Hi, I am using a network to embed some entity into vector space. As the length of the vector decrease during the training. I want to normalize it’s length to 1 in the end of each step. Is there any tool that I can use to normalize the embedding vectors?

# How to normalize embedding vectors?

**apaszke**(Adam Paszke) #2

I think the best thing you can do is to save the embedded indices, and normalize their rows manually after the update (just index_select them, compute row-wise norm, divice, index_copy back into weights). We only support automatic max norm clipping.

**samarth-robo**(Samarth Brahmbhatt) #3

If you want to normalize a vector as a part of a model, this should do it:

assume q is the tensor to be L2 normalized, along dim 1

qn = torch.norm(q, p=2, dim=1).detach()

q = q.div(qn.expand_as(q))

Note the `detach()`

, that is essential for the gradients to work correctly. I’m assuming you want the norm to be treated as a constant while dividing the Tensor with it.

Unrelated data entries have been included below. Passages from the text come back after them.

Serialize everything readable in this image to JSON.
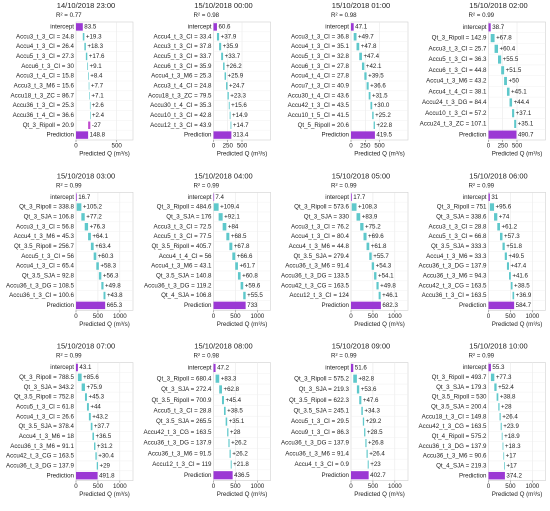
{
  "chart_data": [
    {
      "type": "waterfall",
      "title": "14/10/2018 23:00",
      "subtitle": "R² = 0.77",
      "x_label": "Predicted Q (m³/s)",
      "categories": [
        "intercept",
        "Accu3_t_3_CI = 24.8",
        "Accu4_t_3_CI = 26.4",
        "Accu5_t_3_CI = 27.3",
        "Accu6_t_3_CI = 30",
        "Accu3_t_4_CI = 15.8",
        "Accu3_t_3_M6 = 15.6",
        "Accu18_t_3_ZC = 86.7",
        "Accu36_t_3_CI = 25.3",
        "Accu36_t_4_CI = 36.6",
        "Qt_3_Ripoll = 20.9",
        "Prediction"
      ],
      "values": [
        83.5,
        19.3,
        18.3,
        17.6,
        9.1,
        8.4,
        7.7,
        7.1,
        2.6,
        2.4,
        -27,
        148.8
      ],
      "value_labels": [
        "83.5",
        "+19.3",
        "+18.3",
        "+17.6",
        "+9.1",
        "+8.4",
        "+7.7",
        "+7.1",
        "+2.6",
        "+2.4",
        "-27",
        "148.8"
      ],
      "xlim": [
        0,
        700
      ],
      "xticks": [
        0,
        500
      ],
      "total_color": "#9b38d4",
      "increase_color": "#5ec8cb",
      "decrease_color": "#c04ccf",
      "grid": true
    },
    {
      "type": "waterfall",
      "title": "15/10/2018 00:00",
      "subtitle": "R² = 0.98",
      "x_label": "Predicted Q (m³/s)",
      "categories": [
        "intercept",
        "Accu4_t_3_CI = 33.4",
        "Accu3_t_3_CI = 37.8",
        "Accu5_t_3_CI = 33.7",
        "Accu6_t_3_CI = 35.9",
        "Accu4_t_3_M6 = 25.3",
        "Accu3_t_4_CI = 24.8",
        "Accu18_t_3_ZC = 79.5",
        "Accu30_t_4_CI = 35.3",
        "Accu10_t_3_CI = 42.8",
        "Accu12_t_3_CI = 43.9",
        "Prediction"
      ],
      "values": [
        60.6,
        37.9,
        35.9,
        33.7,
        26.2,
        25.9,
        24.7,
        23.3,
        15.6,
        14.9,
        14.7,
        313.4
      ],
      "value_labels": [
        "60.6",
        "+37.9",
        "+35.9",
        "+33.7",
        "+26.2",
        "+25.9",
        "+24.7",
        "+23.3",
        "+15.6",
        "+14.9",
        "+14.7",
        "313.4"
      ],
      "xlim": [
        0,
        1000
      ],
      "xticks": [
        0,
        250,
        500
      ],
      "total_color": "#9b38d4",
      "increase_color": "#5ec8cb",
      "decrease_color": "#c04ccf",
      "grid": true
    },
    {
      "type": "waterfall",
      "title": "15/10/2018 01:00",
      "subtitle": "R² = 0.98",
      "x_label": "Predicted Q (m³/s)",
      "categories": [
        "intercept",
        "Accu3_t_3_CI = 36.8",
        "Accu4_t_3_CI = 35.1",
        "Accu5_t_3_CI = 32.8",
        "Accu6_t_3_CI = 27.8",
        "Accu4_t_4_CI = 27.8",
        "Accu7_t_3_CI = 40.9",
        "Accu30_t_4_CI = 43.6",
        "Accu42_t_3_CI = 43.5",
        "Accu10_t_5_CI = 41.5",
        "Qt_5_Ripoll = 20.6",
        "Prediction"
      ],
      "values": [
        47.1,
        49.7,
        47.8,
        47.4,
        42.1,
        39.5,
        36.6,
        31.5,
        30.0,
        25.2,
        22.8,
        419.5
      ],
      "value_labels": [
        "47.1",
        "+49.7",
        "+47.8",
        "+47.4",
        "+42.1",
        "+39.5",
        "+36.6",
        "+31.5",
        "+30.0",
        "+25.2",
        "+22.8",
        "419.5"
      ],
      "xlim": [
        0,
        1000
      ],
      "xticks": [
        0,
        250,
        500
      ],
      "total_color": "#9b38d4",
      "increase_color": "#5ec8cb",
      "decrease_color": "#c04ccf",
      "grid": true
    },
    {
      "type": "waterfall",
      "title": "15/10/2018 02:00",
      "subtitle": "R² = 0.99",
      "x_label": "Predicted Q (m³/s)",
      "categories": [
        "intercept",
        "Qt_3_Ripoll = 142.9",
        "Accu3_t_3_CI = 25.7",
        "Accu5_t_3_CI = 36.3",
        "Accu6_t_3_CI = 44.8",
        "Accu4_t_3_M6 = 43.2",
        "Accu4_t_4_CI = 38.1",
        "Accu24_t_3_DG = 84.4",
        "Accu10_t_3_CI = 57.2",
        "Accu24_t_3_ZC = 107.1",
        "Prediction"
      ],
      "values": [
        38.7,
        67.8,
        60.4,
        55.5,
        51.5,
        50,
        45.1,
        44.4,
        37.1,
        35.1,
        490.7
      ],
      "value_labels": [
        "38.7",
        "+67.8",
        "+60.4",
        "+55.5",
        "+51.5",
        "+50",
        "+45.1",
        "+44.4",
        "+37.1",
        "+35.1",
        "490.7"
      ],
      "xlim": [
        0,
        1000
      ],
      "xticks": [
        0,
        250,
        500
      ],
      "total_color": "#9b38d4",
      "increase_color": "#5ec8cb",
      "decrease_color": "#c04ccf",
      "grid": true
    },
    {
      "type": "waterfall",
      "title": "15/10/2018 03:00",
      "subtitle": "R² = 0.99",
      "x_label": "Predicted Q (m³/s)",
      "categories": [
        "intercept",
        "Qt_3_Ripoll = 338.8",
        "Qt_3_SJA = 106.8",
        "Accu3_t_3_CI = 56.8",
        "Accu4_t_3_M6 = 45.3",
        "Qt_3.5_Ripoll = 256.7",
        "Accu5_t_3_CI = 56",
        "Accu4_t_3_CI = 65.4",
        "Qt_3.5_SJA = 92.8",
        "Accu36_t_3_DG = 108.5",
        "Accu36_t_3_CI = 100.6",
        "Prediction"
      ],
      "values": [
        16.7,
        105.2,
        77.2,
        76.3,
        64.1,
        63.4,
        60.3,
        58.3,
        56.3,
        49.8,
        43.8,
        665.3
      ],
      "value_labels": [
        "16.7",
        "+105.2",
        "+77.2",
        "+76.3",
        "+64.1",
        "+63.4",
        "+60.3",
        "+58.3",
        "+56.3",
        "+49.8",
        "+43.8",
        "665.3"
      ],
      "xlim": [
        0,
        1300
      ],
      "xticks": [
        0,
        500,
        1000
      ],
      "total_color": "#9b38d4",
      "increase_color": "#5ec8cb",
      "decrease_color": "#c04ccf",
      "grid": true
    },
    {
      "type": "waterfall",
      "title": "15/10/2018 04:00",
      "subtitle": "R² = 0.99",
      "x_label": "Predicted Q (m³/s)",
      "categories": [
        "intercept",
        "Qt_3_Ripoll = 484.6",
        "Qt_3_SJA = 176",
        "Accu3_t_3_CI = 72.5",
        "Accu5_t_3_CI = 77.5",
        "Qt_3.5_Ripoll = 405.7",
        "Accu4_t_4_CI = 56",
        "Accu4_t_3_M6 = 43.1",
        "Qt_3.5_SJA = 140.8",
        "Accu36_t_3_DG = 119.2",
        "Qt_4_SJA = 106.8",
        "Prediction"
      ],
      "values": [
        7.4,
        109.4,
        92.1,
        84,
        68.5,
        67.8,
        66.6,
        61.7,
        60.8,
        59.6,
        55.5,
        733
      ],
      "value_labels": [
        "7.4",
        "+109.4",
        "+92.1",
        "+84",
        "+68.5",
        "+67.8",
        "+66.6",
        "+61.7",
        "+60.8",
        "+59.6",
        "+55.5",
        "733"
      ],
      "xlim": [
        0,
        1300
      ],
      "xticks": [
        0,
        500,
        1000
      ],
      "total_color": "#9b38d4",
      "increase_color": "#5ec8cb",
      "decrease_color": "#c04ccf",
      "grid": true
    },
    {
      "type": "waterfall",
      "title": "15/10/2018 05:00",
      "subtitle": "R² = 0.99",
      "x_label": "Predicted Q (m³/s)",
      "categories": [
        "intercept",
        "Qt_3_Ripoll = 573.6",
        "Qt_3_SJA = 330",
        "Accu3_t_3_CI = 76.2",
        "Accu4_t_3_CI = 80.4",
        "Accu4_t_3_M6 = 44.8",
        "Qt_3.5_SJA = 279.4",
        "Accu36_t_3_M6 = 91.4",
        "Accu36_t_3_DG = 133.5",
        "Accu42_t_3_CG = 163.5",
        "Accu12_t_3_CI = 124",
        "Prediction"
      ],
      "values": [
        17.7,
        108.3,
        83.9,
        75.2,
        69.6,
        61.8,
        55.7,
        54.3,
        54.1,
        49.8,
        46.1,
        682.3
      ],
      "value_labels": [
        "17.7",
        "+108.3",
        "+83.9",
        "+75.2",
        "+69.6",
        "+61.8",
        "+55.7",
        "+54.3",
        "+54.1",
        "+49.8",
        "+46.1",
        "682.3"
      ],
      "xlim": [
        0,
        1300
      ],
      "xticks": [
        0,
        500,
        1000
      ],
      "total_color": "#9b38d4",
      "increase_color": "#5ec8cb",
      "decrease_color": "#c04ccf",
      "grid": true
    },
    {
      "type": "waterfall",
      "title": "15/10/2018 06:00",
      "subtitle": "R² = 0.99",
      "x_label": "Predicted Q (m³/s)",
      "categories": [
        "intercept",
        "Qt_3_Ripoll = 751",
        "Qt_3_SJA = 338.6",
        "Accu3_t_3_CI = 28.8",
        "Accu5_t_3_CI = 66.8",
        "Qt_3.5_SJA = 333.3",
        "Accu4_t_3_M6 = 33.3",
        "Accu36_t_3_DG = 137.9",
        "Accu36_t_3_M6 = 94.3",
        "Accu42_t_3_CG = 163.5",
        "Accu36_t_3_CI = 163.5",
        "Prediction"
      ],
      "values": [
        31,
        95.6,
        74,
        61.2,
        57.3,
        51.8,
        49.5,
        47.4,
        41.6,
        38.5,
        36.9,
        584.7
      ],
      "value_labels": [
        "31",
        "+95.6",
        "+74",
        "+61.2",
        "+57.3",
        "+51.8",
        "+49.5",
        "+47.4",
        "+41.6",
        "+38.5",
        "+36.9",
        "584.7"
      ],
      "xlim": [
        0,
        1300
      ],
      "xticks": [
        0,
        500,
        1000
      ],
      "total_color": "#9b38d4",
      "increase_color": "#5ec8cb",
      "decrease_color": "#c04ccf",
      "grid": true
    },
    {
      "type": "waterfall",
      "title": "15/10/2018 07:00",
      "subtitle": "R² = 0.99",
      "x_label": "Predicted Q (m³/s)",
      "categories": [
        "intercept",
        "Qt_3_Ripoll = 788.5",
        "Qt_3_SJA = 343.2",
        "Qt_3.5_Ripoll = 752.8",
        "Accu5_t_3_CI = 61.8",
        "Accu4_t_3_CI = 26.6",
        "Qt_3.5_SJA = 378.4",
        "Accu4_t_3_M6 = 18",
        "Accu36_t_3_M6 = 91.1",
        "Accu42_t_3_CG = 163.5",
        "Accu36_t_3_DG = 137.9",
        "Prediction"
      ],
      "values": [
        43.1,
        85.6,
        75.9,
        45.3,
        44,
        43.2,
        37.7,
        36.5,
        31.2,
        30.4,
        29,
        491.8
      ],
      "value_labels": [
        "43.1",
        "+85.6",
        "+75.9",
        "+45.3",
        "+44",
        "+43.2",
        "+37.7",
        "+36.5",
        "+31.2",
        "+30.4",
        "+29",
        "491.8"
      ],
      "xlim": [
        0,
        1300
      ],
      "xticks": [
        0,
        500,
        1000
      ],
      "total_color": "#9b38d4",
      "increase_color": "#5ec8cb",
      "decrease_color": "#c04ccf",
      "grid": true
    },
    {
      "type": "waterfall",
      "title": "15/10/2018 08:00",
      "subtitle": "R² = 0.98",
      "x_label": "Predicted Q (m³/s)",
      "categories": [
        "intercept",
        "Qt_3_Ripoll = 680.4",
        "Qt_3_SJA = 272.4",
        "Qt_3.5_Ripoll = 700.9",
        "Accu5_t_3_CI = 28.8",
        "Qt_3.5_SJA = 265.5",
        "Accu42_t_3_CG = 163.5",
        "Accu36_t_3_DG = 137.9",
        "Accu36_t_3_M6 = 91.5",
        "Accu12_t_3_CI = 119",
        "Prediction"
      ],
      "values": [
        47.2,
        83.3,
        62.8,
        45.4,
        38.5,
        35.1,
        28,
        26.2,
        26.2,
        21.8,
        436.5
      ],
      "value_labels": [
        "47.2",
        "+83.3",
        "+62.8",
        "+45.4",
        "+38.5",
        "+35.1",
        "+28",
        "+26.2",
        "+26.2",
        "+21.8",
        "436.5"
      ],
      "xlim": [
        0,
        1300
      ],
      "xticks": [
        0,
        500,
        1000
      ],
      "total_color": "#9b38d4",
      "increase_color": "#5ec8cb",
      "decrease_color": "#c04ccf",
      "grid": true
    },
    {
      "type": "waterfall",
      "title": "15/10/2018 09:00",
      "subtitle": "R² = 0.99",
      "x_label": "Predicted Q (m³/s)",
      "categories": [
        "intercept",
        "Qt_3_Ripoll = 575.2",
        "Qt_3_SJA = 219.3",
        "Qt_3.5_Ripoll = 622.3",
        "Qt_3.5_SJA = 245.1",
        "Accu5_t_3_CI = 29.5",
        "Accu9_t_3_CI = 86.3",
        "Accu36_t_3_DG = 137.9",
        "Accu36_t_3_M6 = 91.4",
        "Accu4_t_3_CI = 0.9",
        "Prediction"
      ],
      "values": [
        51.6,
        82.8,
        53.6,
        47.6,
        34.3,
        29.2,
        28.5,
        26.8,
        26.4,
        23,
        402.7
      ],
      "value_labels": [
        "51.6",
        "+82.8",
        "+53.6",
        "+47.6",
        "+34.3",
        "+29.2",
        "+28.5",
        "+26.8",
        "+26.4",
        "+23",
        "402.7"
      ],
      "xlim": [
        0,
        1300
      ],
      "xticks": [
        0,
        500,
        1000
      ],
      "total_color": "#9b38d4",
      "increase_color": "#5ec8cb",
      "decrease_color": "#c04ccf",
      "grid": true
    },
    {
      "type": "waterfall",
      "title": "15/10/2018 10:00",
      "subtitle": "R² = 0.99",
      "x_label": "Predicted Q (m³/s)",
      "categories": [
        "intercept",
        "Qt_3_Ripoll = 493.7",
        "Qt_3_SJA = 179.3",
        "Qt_3.5_Ripoll = 530",
        "Qt_3.5_SJA = 200.4",
        "Accu18_t_3_CI = 149.8",
        "Accu42_t_3_CG = 163.5",
        "Qt_4_Ripoll = 575.2",
        "Accu36_t_3_DG = 137.9",
        "Accu36_t_3_M6 = 90.6",
        "Qt_4_SJA = 219.3",
        "Prediction"
      ],
      "values": [
        55.3,
        77.3,
        52.4,
        38.8,
        28,
        26.4,
        23.9,
        18.9,
        18.3,
        17,
        17,
        374.2
      ],
      "value_labels": [
        "55.3",
        "+77.3",
        "+52.4",
        "+38.8",
        "+28",
        "+26.4",
        "+23.9",
        "+18.9",
        "+18.3",
        "+17",
        "+17",
        "374.2"
      ],
      "xlim": [
        0,
        1300
      ],
      "xticks": [
        0,
        500,
        1000
      ],
      "total_color": "#9b38d4",
      "increase_color": "#5ec8cb",
      "decrease_color": "#c04ccf",
      "grid": true
    }
  ]
}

**samarth-robo**(Samarth Brahmbhatt) #5

Yes it could be used to normalize an embedding. I suggest not using the `detach()`

though. I found that it degrades performance.

**asdass**#6

I see, thanks. But I need to do the constraints on the norms of embeddings( not bigger than 1 ). Do you have any better suggestions to do it?

**jdhao**(jdhao) #7

why do we have to use `detach()`

? Also in the new PyTorch version, you have to use `keepdim=True`

in the `norm()`

method. A simple implementation of L2 normalization:

```
# suppose x is a Variable of size [4, 16], 4 is batch_size, 16 is feature dimension
x = Variable(torch.rand(4, 16), requires_grad=True)
norm = x.norm(p=2, dim=1, keepdim=True)
x_normalized = x.div(norm.expand_as(x))
```

**moi90**(Martin Schröder) #8

If you use `keepdim=True`

, you don’t even need `expand_as(x)`

. The following works for me:

```
norm = x.norm(p=2, dim=1, keepdim=True)
x_normalized = x.div(norm)
```

**jdhao**(jdhao) #9

Now PyTorch have a normalize function, so it is easy to do L2 normalization for features. Suppose `x`

is feature vector of size `N*D`

(`N`

is batch size and `D`

is feature dimension), we can simply use the following

```
import torch.nn.functional as F
x = F.normalize(x, p=2, dim=1)
```

**sssohrab**(Sohrab Ferdowsi ) #11

What if the variable I am trying to normalize is in fact a `Parameter `

from `nn.parameter`

rather than a `Variable `

?

Then in this case I get the following error for any of the above options I try:

**TypeError: cannot assign ‘torch.autograd.variable.Variable’ as parameter ‘W’ (torch.nn.Parameter or None expected)**

```
class myUnit(nn.Module):
def __init__(self,myParameter):
super(myUnit, self).__init__()
self.myParameter = Parameter(myParameter,requires_grad=True)
def forward(self,input):
"""
Whatever operation. Just an example:
"""
self.myParameter = F.normalize(self.myParameter,p=2,dim=1)
output = self.myParameter * input - 1
return output
```

Can I still keep using `Parameter `

in my customized network and be able to also normalize it?